4 Why the Treasury Select Committee?

The Treasury Select Committee is appointed by the House of Commons to examine the expenditure, administration and policy of Her Majesty’s Treasury and H.M. Revenue and Customs. The committee chooses its own subjects of inquiry and seeks evidence widely by issuing a press notice outlining the main themes of inquiry and inviting interested parties to submit written evidence. Oral evidence is given in public and is are published[2] along with the written evidence the committee agrees to accept.

When a lawyer advised me “to go for Parliamentary scrutiny via the Treasury Select Committee”, the Committee was inviting written evidence with respect to the Stern Report on climate change. The Forum for Stable Currencies submitted as written evidence a paper entitled Green Credit for Green Purposes – Changing the Cash : Credit Ratio of the Money Supply to Ameliorate Climate Change[3]. A second paper, Sovereignty and Seignorage[4] was cited extensively and was made available online. But instead of getting a hearing or an appointment with the Chairman, I was invited to submit a supplementary memo. The “Stick” of Green Taxation v the “Carrot” of Green Funding[5]. This stressed the ethical dimensions, following again the advice of our lawyer, but was omitted from the final report published a year later and containing all 63 paragraphs of our first submission.
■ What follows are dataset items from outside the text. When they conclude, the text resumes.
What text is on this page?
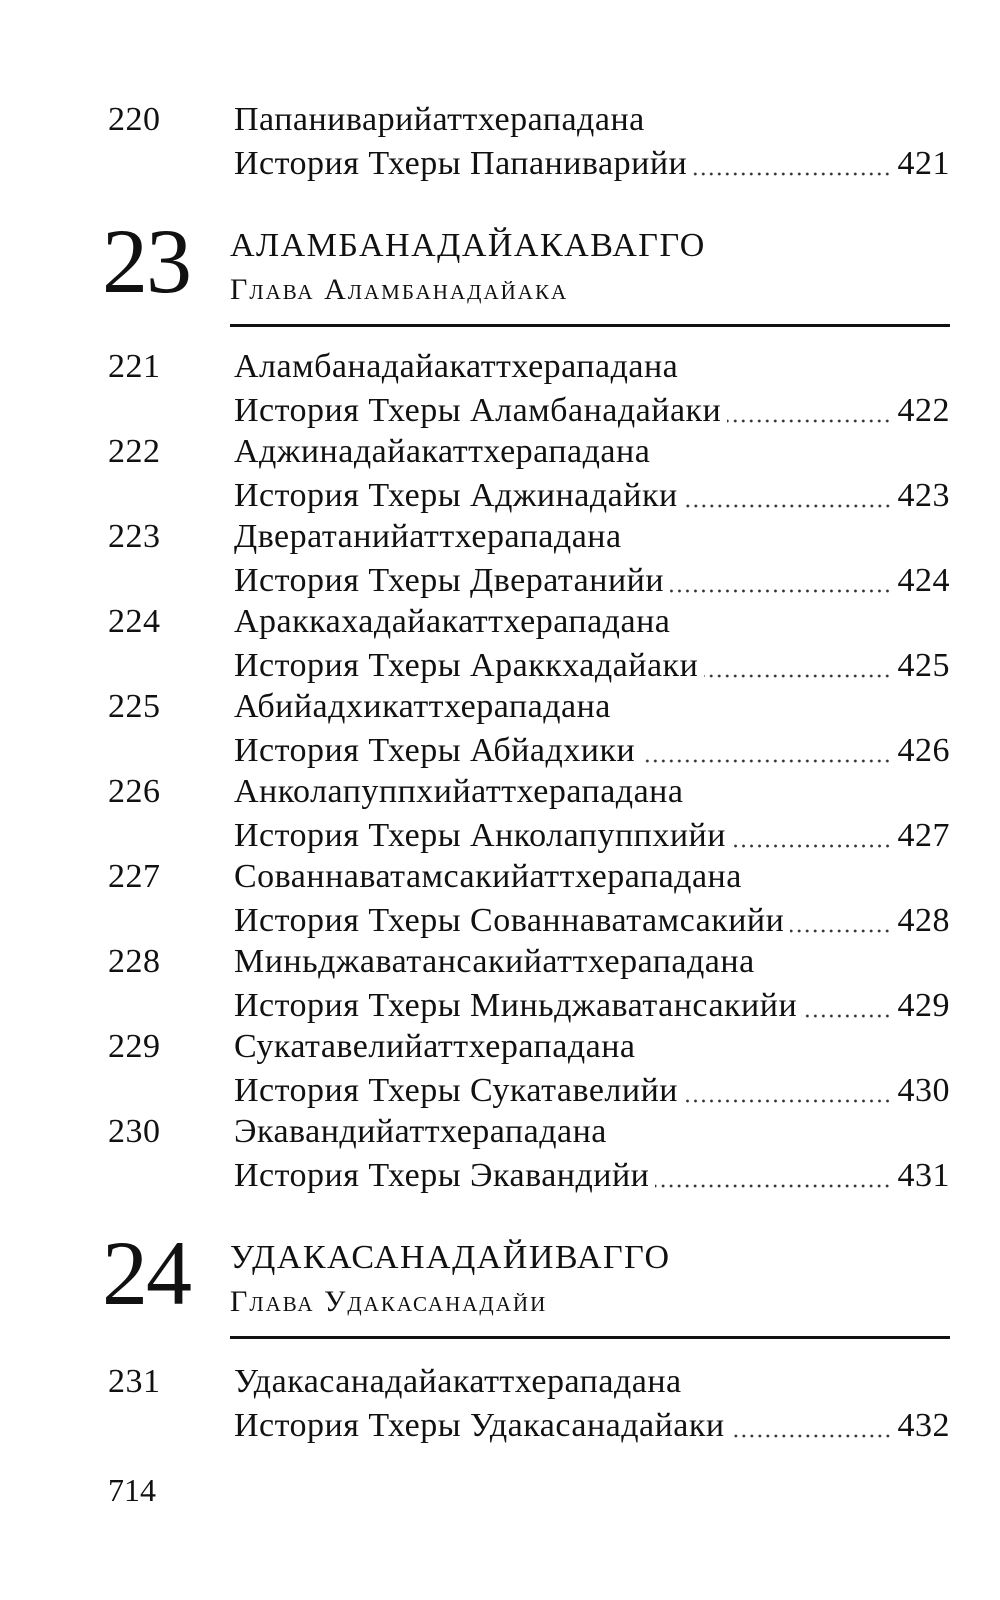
220 Папаниварийаттхерападана
История Тхеры Папаниварийи	421
23 АЛАМБАНАДАЙАКАВАГГО
Глава Аламбанадайака
221 Аламбанадайакаттхерападана
История Тхеры Аламбанадайаки	422
222 Аджинадайакаттхерападана
История Тхеры Аджинадайки	423
223 Двератанийаттхерападана
История Тхеры Двератанийи	424
224 Араккахадайакаттхерападана
История Тхеры Араккхадайаки	425
225 Абийадхикаттхерападана
История Тхеры Абйадхики	426
226 Анколапуппхийаттхерападана
История Тхеры Анколапуппхийи	427
227 Сованнаватамсакийаттхерападана
История Тхеры Сованнаватамсакийи	428
228 Миньджаватансакийаттхерападана
История Тхеры Миньджаватансакийи	429
229 Сукатавелийаттхерападана
История Тхеры Сукатавелийи	430
230 Экавандийаттхерападана
История Тхеры Экавандийи	431
24 УДАКАСАНАДАЙИВАГГО
Глава Удакасанадайи
231 Удакасанадайакаттхерападана
История Тхеры Удакасанадайаки	432
714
But what difference did it make to whose thinking or acting?

So far, I have attended about a dozen Committee meetings and eventually gave a copy of Nobel Peace Prize winner Muhammad Yunus’ Creating a World without Poverty – Social Business and the Future of Capitalism[6] to the Chairman of the Treasury Select Committee, the Scottish Labour MP John McFall and followed this up in July 2008 with an online Open Letter.[7]